The Court of Appeal offered the following pithy observation from an American judgment (Underwager v Salter 22 Fed. 3d 730 (1994)):

"[Plaintiffs] cannot, by simply filing suit and crying 'character assassination!', silence those who hold divergent views, no matter how adverse those views may be to plaintiffs' interests. Scientific controversies must be settled by the methods of science rather than by the methods of litigation. … More papers, more discussion, better data, and more satisfactory models – not larger awards of damages – mark the path towards superior understanding of the world around us."

With which it is impossible to disagree.

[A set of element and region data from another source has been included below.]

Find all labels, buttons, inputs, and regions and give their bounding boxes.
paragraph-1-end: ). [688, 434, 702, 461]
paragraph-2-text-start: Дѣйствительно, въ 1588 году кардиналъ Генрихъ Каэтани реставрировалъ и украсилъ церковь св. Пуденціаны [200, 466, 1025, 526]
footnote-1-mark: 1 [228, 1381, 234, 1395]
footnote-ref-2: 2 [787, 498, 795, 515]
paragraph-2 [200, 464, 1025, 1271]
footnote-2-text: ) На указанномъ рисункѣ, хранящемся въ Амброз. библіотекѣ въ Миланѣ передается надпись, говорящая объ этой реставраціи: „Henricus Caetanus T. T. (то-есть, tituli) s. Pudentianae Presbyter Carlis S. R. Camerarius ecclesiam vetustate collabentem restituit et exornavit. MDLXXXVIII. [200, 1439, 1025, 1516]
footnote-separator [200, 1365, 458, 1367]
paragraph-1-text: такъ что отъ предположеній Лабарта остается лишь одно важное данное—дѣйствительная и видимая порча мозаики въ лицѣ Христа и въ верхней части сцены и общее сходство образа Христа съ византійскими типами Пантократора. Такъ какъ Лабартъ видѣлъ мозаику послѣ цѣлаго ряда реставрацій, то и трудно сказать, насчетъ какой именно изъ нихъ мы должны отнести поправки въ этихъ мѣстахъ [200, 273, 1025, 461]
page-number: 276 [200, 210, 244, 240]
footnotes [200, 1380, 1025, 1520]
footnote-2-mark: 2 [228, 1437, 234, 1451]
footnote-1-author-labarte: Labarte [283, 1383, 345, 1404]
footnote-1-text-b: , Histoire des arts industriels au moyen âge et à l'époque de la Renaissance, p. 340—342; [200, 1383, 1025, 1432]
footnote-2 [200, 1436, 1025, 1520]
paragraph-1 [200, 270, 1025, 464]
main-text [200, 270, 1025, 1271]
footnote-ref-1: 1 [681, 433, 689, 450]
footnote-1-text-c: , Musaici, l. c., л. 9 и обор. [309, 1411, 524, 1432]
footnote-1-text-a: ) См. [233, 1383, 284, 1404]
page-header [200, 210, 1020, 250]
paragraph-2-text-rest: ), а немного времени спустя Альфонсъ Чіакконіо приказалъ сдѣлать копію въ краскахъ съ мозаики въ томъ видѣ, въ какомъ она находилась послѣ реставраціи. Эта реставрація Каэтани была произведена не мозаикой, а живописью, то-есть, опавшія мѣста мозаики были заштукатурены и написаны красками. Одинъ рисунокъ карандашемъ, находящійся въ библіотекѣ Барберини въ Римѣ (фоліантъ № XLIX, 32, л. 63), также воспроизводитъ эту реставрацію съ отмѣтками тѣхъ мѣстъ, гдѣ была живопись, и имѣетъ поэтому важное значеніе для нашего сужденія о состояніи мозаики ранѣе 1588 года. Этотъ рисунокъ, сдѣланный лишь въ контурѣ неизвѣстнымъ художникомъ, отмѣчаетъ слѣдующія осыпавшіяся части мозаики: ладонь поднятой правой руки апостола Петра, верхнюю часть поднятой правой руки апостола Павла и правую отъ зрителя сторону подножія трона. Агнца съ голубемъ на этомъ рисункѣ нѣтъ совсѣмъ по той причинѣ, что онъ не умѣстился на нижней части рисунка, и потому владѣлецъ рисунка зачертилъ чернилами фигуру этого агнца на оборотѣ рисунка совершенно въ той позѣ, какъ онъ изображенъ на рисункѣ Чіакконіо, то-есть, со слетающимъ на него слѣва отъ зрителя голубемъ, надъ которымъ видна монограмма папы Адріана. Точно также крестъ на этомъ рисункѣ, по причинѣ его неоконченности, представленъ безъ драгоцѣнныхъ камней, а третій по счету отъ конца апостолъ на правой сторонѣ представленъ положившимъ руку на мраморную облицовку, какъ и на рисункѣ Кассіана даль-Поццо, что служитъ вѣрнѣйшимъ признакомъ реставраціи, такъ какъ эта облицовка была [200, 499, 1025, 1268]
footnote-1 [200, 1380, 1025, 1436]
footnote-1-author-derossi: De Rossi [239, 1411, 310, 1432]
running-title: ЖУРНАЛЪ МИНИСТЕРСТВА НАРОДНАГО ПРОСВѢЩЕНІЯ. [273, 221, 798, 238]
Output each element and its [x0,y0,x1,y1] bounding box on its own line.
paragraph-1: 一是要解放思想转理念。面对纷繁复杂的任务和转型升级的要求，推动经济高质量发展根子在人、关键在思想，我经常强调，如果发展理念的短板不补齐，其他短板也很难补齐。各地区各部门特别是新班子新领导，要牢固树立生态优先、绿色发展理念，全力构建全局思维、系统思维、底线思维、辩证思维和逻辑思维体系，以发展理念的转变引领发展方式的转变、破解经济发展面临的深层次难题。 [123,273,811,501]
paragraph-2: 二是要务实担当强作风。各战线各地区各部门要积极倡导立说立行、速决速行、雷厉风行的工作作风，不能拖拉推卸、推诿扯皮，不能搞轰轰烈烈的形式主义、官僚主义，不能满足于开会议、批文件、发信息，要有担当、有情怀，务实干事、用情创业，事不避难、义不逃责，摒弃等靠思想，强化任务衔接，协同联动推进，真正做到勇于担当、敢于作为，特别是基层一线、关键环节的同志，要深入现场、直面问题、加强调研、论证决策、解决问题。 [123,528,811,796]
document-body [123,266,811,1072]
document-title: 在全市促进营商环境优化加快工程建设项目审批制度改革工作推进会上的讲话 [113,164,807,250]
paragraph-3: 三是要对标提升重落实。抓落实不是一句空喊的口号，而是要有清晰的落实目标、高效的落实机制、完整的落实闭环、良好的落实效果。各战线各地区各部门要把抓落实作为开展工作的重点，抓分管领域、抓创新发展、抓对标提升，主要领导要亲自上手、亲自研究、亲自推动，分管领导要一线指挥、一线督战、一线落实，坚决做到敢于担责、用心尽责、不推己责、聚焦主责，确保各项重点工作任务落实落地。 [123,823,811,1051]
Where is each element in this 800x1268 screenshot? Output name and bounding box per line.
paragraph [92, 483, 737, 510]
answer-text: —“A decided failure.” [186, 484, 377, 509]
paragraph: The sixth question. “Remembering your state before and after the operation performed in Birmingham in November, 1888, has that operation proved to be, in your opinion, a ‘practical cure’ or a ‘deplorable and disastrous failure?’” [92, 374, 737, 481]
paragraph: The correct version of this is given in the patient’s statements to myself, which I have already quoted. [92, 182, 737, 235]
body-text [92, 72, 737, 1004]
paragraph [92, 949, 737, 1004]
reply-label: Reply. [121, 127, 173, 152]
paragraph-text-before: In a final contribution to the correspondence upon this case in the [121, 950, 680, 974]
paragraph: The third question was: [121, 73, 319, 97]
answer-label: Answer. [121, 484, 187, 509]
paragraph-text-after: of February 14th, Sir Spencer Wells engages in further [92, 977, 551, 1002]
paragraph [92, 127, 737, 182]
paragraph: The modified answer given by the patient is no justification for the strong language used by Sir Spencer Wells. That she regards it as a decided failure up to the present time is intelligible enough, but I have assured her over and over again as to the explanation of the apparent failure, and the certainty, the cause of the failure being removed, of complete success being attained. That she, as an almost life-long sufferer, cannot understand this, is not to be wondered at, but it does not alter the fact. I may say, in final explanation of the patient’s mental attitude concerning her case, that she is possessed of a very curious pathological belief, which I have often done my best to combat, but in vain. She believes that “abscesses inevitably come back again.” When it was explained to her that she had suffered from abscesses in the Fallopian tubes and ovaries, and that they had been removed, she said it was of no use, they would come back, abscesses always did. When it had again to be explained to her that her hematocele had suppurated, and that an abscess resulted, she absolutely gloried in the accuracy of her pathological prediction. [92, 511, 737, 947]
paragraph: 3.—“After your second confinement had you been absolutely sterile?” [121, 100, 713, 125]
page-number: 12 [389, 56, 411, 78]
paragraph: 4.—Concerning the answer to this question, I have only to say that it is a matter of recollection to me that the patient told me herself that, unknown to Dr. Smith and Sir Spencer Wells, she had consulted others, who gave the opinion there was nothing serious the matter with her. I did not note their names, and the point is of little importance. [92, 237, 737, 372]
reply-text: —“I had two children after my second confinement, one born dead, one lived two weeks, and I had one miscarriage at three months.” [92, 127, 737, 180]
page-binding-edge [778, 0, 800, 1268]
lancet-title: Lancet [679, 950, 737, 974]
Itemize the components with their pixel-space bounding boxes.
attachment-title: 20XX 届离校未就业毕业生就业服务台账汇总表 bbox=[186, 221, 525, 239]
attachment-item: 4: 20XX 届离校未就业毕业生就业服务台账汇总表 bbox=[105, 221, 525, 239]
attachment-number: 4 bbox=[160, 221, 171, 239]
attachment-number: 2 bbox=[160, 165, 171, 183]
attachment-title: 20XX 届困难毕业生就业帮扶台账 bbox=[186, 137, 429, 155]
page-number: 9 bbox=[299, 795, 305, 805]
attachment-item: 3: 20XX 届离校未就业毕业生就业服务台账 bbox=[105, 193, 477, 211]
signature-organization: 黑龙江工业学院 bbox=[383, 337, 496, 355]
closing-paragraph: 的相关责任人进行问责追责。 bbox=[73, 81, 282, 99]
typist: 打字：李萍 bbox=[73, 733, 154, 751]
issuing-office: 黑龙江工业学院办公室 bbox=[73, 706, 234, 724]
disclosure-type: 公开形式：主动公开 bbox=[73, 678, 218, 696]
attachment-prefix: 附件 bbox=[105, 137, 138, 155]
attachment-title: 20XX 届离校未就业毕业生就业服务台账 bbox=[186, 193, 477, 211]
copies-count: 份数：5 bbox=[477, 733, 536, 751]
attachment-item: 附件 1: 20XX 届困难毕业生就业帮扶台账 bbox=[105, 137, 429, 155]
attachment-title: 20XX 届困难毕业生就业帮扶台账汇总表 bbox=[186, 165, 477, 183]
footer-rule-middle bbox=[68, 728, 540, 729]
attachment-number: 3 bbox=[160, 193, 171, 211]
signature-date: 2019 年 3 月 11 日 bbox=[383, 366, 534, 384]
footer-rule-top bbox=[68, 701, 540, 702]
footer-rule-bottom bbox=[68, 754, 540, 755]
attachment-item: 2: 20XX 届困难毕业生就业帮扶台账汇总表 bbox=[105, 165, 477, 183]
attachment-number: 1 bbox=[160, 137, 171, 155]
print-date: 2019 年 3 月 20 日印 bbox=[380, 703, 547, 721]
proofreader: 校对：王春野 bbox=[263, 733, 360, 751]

The irony is that by adopting its bullying tactics and failing, the Association has ultimately done itself more damage – both financially and in terms of its reputation – than Dr Singh’s original article ever would have done if it had been simply ignored. It fully deserved to come unstuck on that one.

2 comments:

  1. The decision is a victory for free speech. Was the association made to pay costs or some other penalty? There needs to be a deterrent to prevent others doing the same.

    ReplyDelete
  2. Not just free speech but proper scientific debate as opposed to some of the ridiculous quackery proffered by the organisation. Hopefully it will be one in the eye for other crank theories like homeopathy.

    They will have to pay their own legal costs and those of Dr Singh, which combined will probably be several hundred thousand pounds, so that should hopefully have some deterrent effect.